La cellule familiale, des liens renforcés avec le numérique ?
Désormais le cadre de l’activité familial se fabrique entre trois pôles : culturel, social, numérique. Si la culture reste importante dans la transmission de la parentalité, elle s’estompe depuis plusieurs années. La dimension sociale et économique liée au travail apporte des contraintes qui rendent plus ou moins difficile l’éducation des enfants. Quant au numérique, il a pris une telle place dans le quotidien que l’on peut penser qu’il induit des transformations chez chacun de nous. Certains en ont même fait un combat global. On peut pourtant observer qu’une question centrale est apparue autour de la parentalité : peut-on amener des enfants à développer des pratiques raisonnables, dans un cadre apaisé, de ces moyens technologiques. L’exemple du cordon ombilical virtuel que constitue le smartphone connecté est aussi une métaphore, fonctionnant en un sens dans un premier temps puis dans les deux sens ensuite : l’enfant baigné dans un bain numérique se construit avec.

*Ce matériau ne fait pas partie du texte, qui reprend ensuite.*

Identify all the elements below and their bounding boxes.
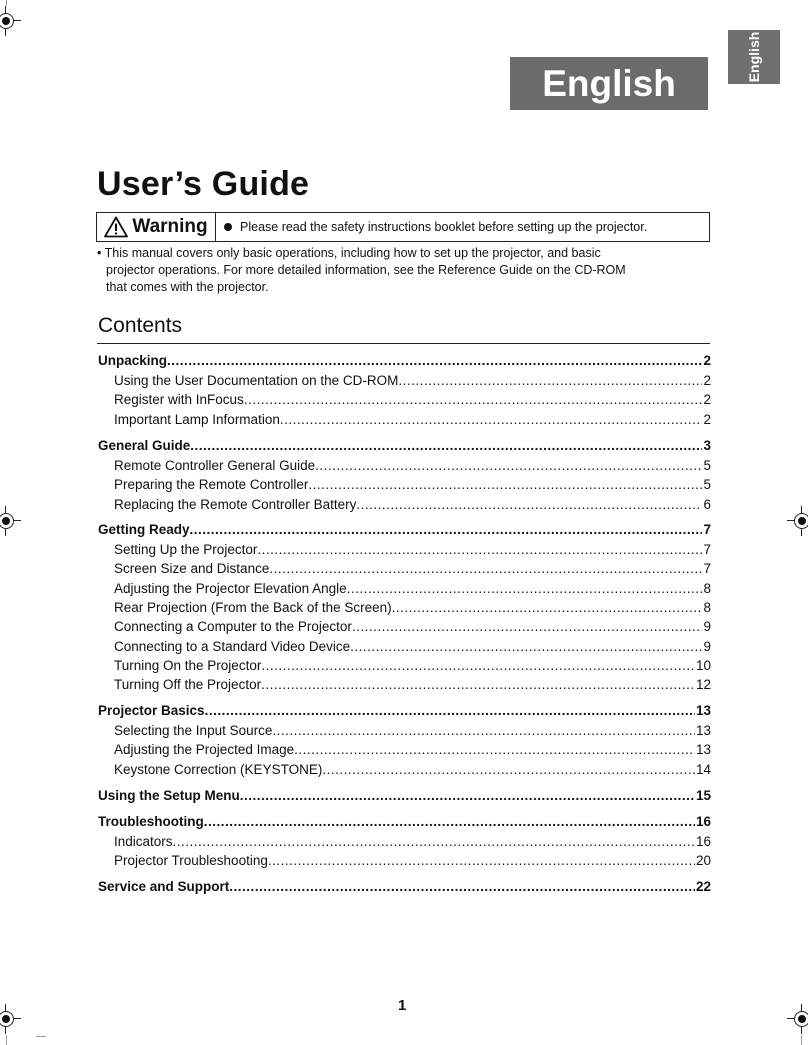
contents-heading: Contents (98, 314, 183, 337)
toc-page-number: 8 (703, 600, 711, 616)
registration-mark-mid-left (0, 506, 21, 536)
toc-leader (352, 617, 703, 636)
toc-page-number: 2 (703, 353, 711, 368)
toc-item-title: Keystone Correction (KEYSTONE) (114, 761, 323, 777)
crop-line (6, 1035, 7, 1045)
note-line: projector operations. For more detailed information, see the Reference Guide on the CD-ROM (106, 263, 626, 277)
warning-triangle-icon (104, 216, 128, 238)
toc-section-title: General Guide (98, 438, 191, 453)
toc-section-entry[interactable] (98, 701, 711, 720)
toc-item-title: Indicators (114, 834, 173, 849)
toc-leader (240, 786, 695, 805)
toc-page-number: 2 (703, 411, 711, 427)
warning-label: Warning (132, 216, 208, 237)
toc-leader (350, 637, 702, 656)
toc-item-title: Remote Controller General Guide (114, 458, 316, 473)
crop-line (6, 0, 7, 6)
toc-leader (308, 475, 702, 494)
bullet-icon (224, 223, 232, 231)
toc-page-number: 20 (695, 853, 711, 869)
toc-leader (205, 701, 695, 720)
toc-item-entry[interactable] (114, 579, 711, 598)
toc-item-entry[interactable] (114, 598, 711, 617)
note-line: that comes with the projector. (106, 280, 269, 294)
registration-mark-bottom-right (787, 1004, 808, 1034)
toc-item-entry[interactable] (114, 851, 711, 870)
toc-item-entry[interactable] (114, 656, 711, 675)
registration-mark-mid-right (787, 506, 808, 536)
toc-page-number: 7 (703, 542, 711, 557)
toc-item-entry[interactable] (114, 740, 711, 759)
toc-page-number: 7 (703, 561, 711, 577)
page-number: 1 (398, 997, 407, 1014)
toc-leader (229, 877, 695, 896)
toc-item-entry[interactable] (114, 475, 711, 494)
toc-section-title: Unpacking (98, 353, 168, 368)
toc-section-entry[interactable] (98, 520, 711, 539)
toc-item-entry[interactable] (114, 371, 711, 390)
toc-item-title: Projector Troubleshooting (114, 853, 268, 869)
toc-item-title: Selecting the Input Source (114, 723, 273, 738)
toc-leader (392, 598, 703, 617)
toc-item-title: Important Lamp Information (114, 411, 280, 427)
toc-page-number: 12 (695, 677, 711, 693)
toc-section-title: Troubleshooting (98, 814, 204, 829)
toc-item-entry[interactable] (114, 637, 711, 656)
toc-leader (315, 456, 702, 475)
toc-section-title: Projector Basics (98, 703, 205, 718)
toc-leader (261, 656, 695, 675)
toc-item-entry[interactable] (114, 540, 711, 559)
toc-page-number: 14 (695, 761, 711, 777)
toc-item-title: Register with InFocus (114, 392, 244, 408)
crop-line (801, 1035, 802, 1045)
toc-leader (356, 495, 702, 514)
toc-page-number: 16 (695, 834, 711, 849)
toc-leader (347, 579, 703, 598)
side-tab-label: English (746, 31, 762, 83)
toc-page-number: 22 (695, 879, 711, 894)
toc-item-entry[interactable] (114, 559, 711, 578)
toc-section-entry[interactable] (98, 786, 711, 805)
toc-item-entry[interactable] (114, 675, 711, 694)
toc-leader (322, 760, 695, 779)
toc-leader (204, 812, 695, 831)
toc-leader (244, 390, 703, 409)
toc-section-entry[interactable] (98, 436, 711, 455)
toc-item-entry[interactable] (114, 760, 711, 779)
toc-page-number: 13 (695, 703, 711, 718)
toc-leader (190, 520, 703, 539)
toc-leader (167, 351, 702, 370)
toc-section-title: Service and Support (98, 879, 230, 894)
registration-mark-bottom-left (0, 1004, 21, 1034)
toc-item-entry[interactable] (114, 721, 711, 740)
toc-page-number: 10 (695, 658, 711, 674)
toc-item-title: Preparing the Remote Controller (114, 477, 309, 493)
toc-page-number: 2 (703, 373, 711, 388)
toc-leader (294, 740, 695, 759)
registration-mark-top-left (0, 6, 21, 36)
toc-page-number: 2 (703, 392, 711, 408)
toc-page-number: 9 (703, 619, 711, 635)
toc-item-entry[interactable] (114, 495, 711, 514)
toc-page-number: 6 (703, 496, 711, 512)
warning-box (96, 212, 710, 242)
language-side-tab (728, 30, 780, 84)
toc-page-number: 13 (695, 723, 711, 738)
crop-line (36, 1036, 46, 1037)
intro-note (97, 245, 682, 296)
toc-leader (269, 559, 702, 578)
toc-item-entry[interactable] (114, 456, 711, 475)
toc-page-number: 5 (703, 458, 711, 473)
toc-page-number: 3 (703, 438, 711, 453)
toc-item-title: Screen Size and Distance (114, 561, 270, 577)
toc-page-number: 8 (703, 580, 711, 596)
toc-item-entry[interactable] (114, 390, 711, 409)
toc-leader (272, 721, 695, 740)
toc-page-number: 7 (703, 522, 711, 537)
toc-item-title: Connecting a Computer to the Projector (114, 619, 352, 635)
toc-leader (173, 832, 695, 851)
toc-section-entry[interactable] (98, 351, 711, 370)
toc-section-title: Using the Setup Menu (98, 788, 240, 803)
toc-item-title: Turning Off the Projector (114, 677, 262, 693)
toc-section-entry[interactable] (98, 812, 711, 831)
language-banner: English (510, 57, 708, 110)
toc-item-title: Adjusting the Projected Image (114, 742, 295, 758)
toc-item-entry[interactable] (114, 617, 711, 636)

Les déplorations multiples sont basées sur des évènements et incidents qui renvoient davantage à la question de l’autorité parentale que de la maîtrise des technologies et de leurs usages.
L’école ne peut faire autant que certains le pensent
L’école peut-elle alors apporter sa contribution à la question de la parentalité dans un tel contexte ? La tentative engagée autour des TNE mériterait d’être analysée et approfondie en particulier en direction des associations et structures partenaires de l’école et du périscolaire. Au vu des intentions on s’aperçoit que c’est probablement en agissant directement auprès des familles et de leur quotidien, adultes et enfants ensemble, que l’on trouvera des pistes et l’école ne peut être qu’une partie prenante de cela, mais pas un acteur essentiel. La fameuse co-éducation n’est pas la co-parentalité…
PIX Parent est une bonne nouvelle si chacun s’en empare dans le contexte d’action qui est le sien et sans négliger les contextes de vie difficiles de nombre de familles. La crise sanitaire de 2020 a révélé combien les conditions de vie personnelles et familiales sont des milieux fragiles et souvent inconfortables, en particulier dans les milieux les moins favorisés. L’école, comme monde à part, ne peut agir au-delà de ses limites physiques et institutionnelles. Toutefois elle peut accompagner, via les enfants et aussi un vrai travail sur la « co-éducation » au plus près des réalités quotidiennes. Le numérique est un nouveau révélateur des fragilités familiales dont il ne faut pas négliger l’importance. Il faut en mesurer les effets, au lieu de s’en tenir à des discours de bonnes intentions.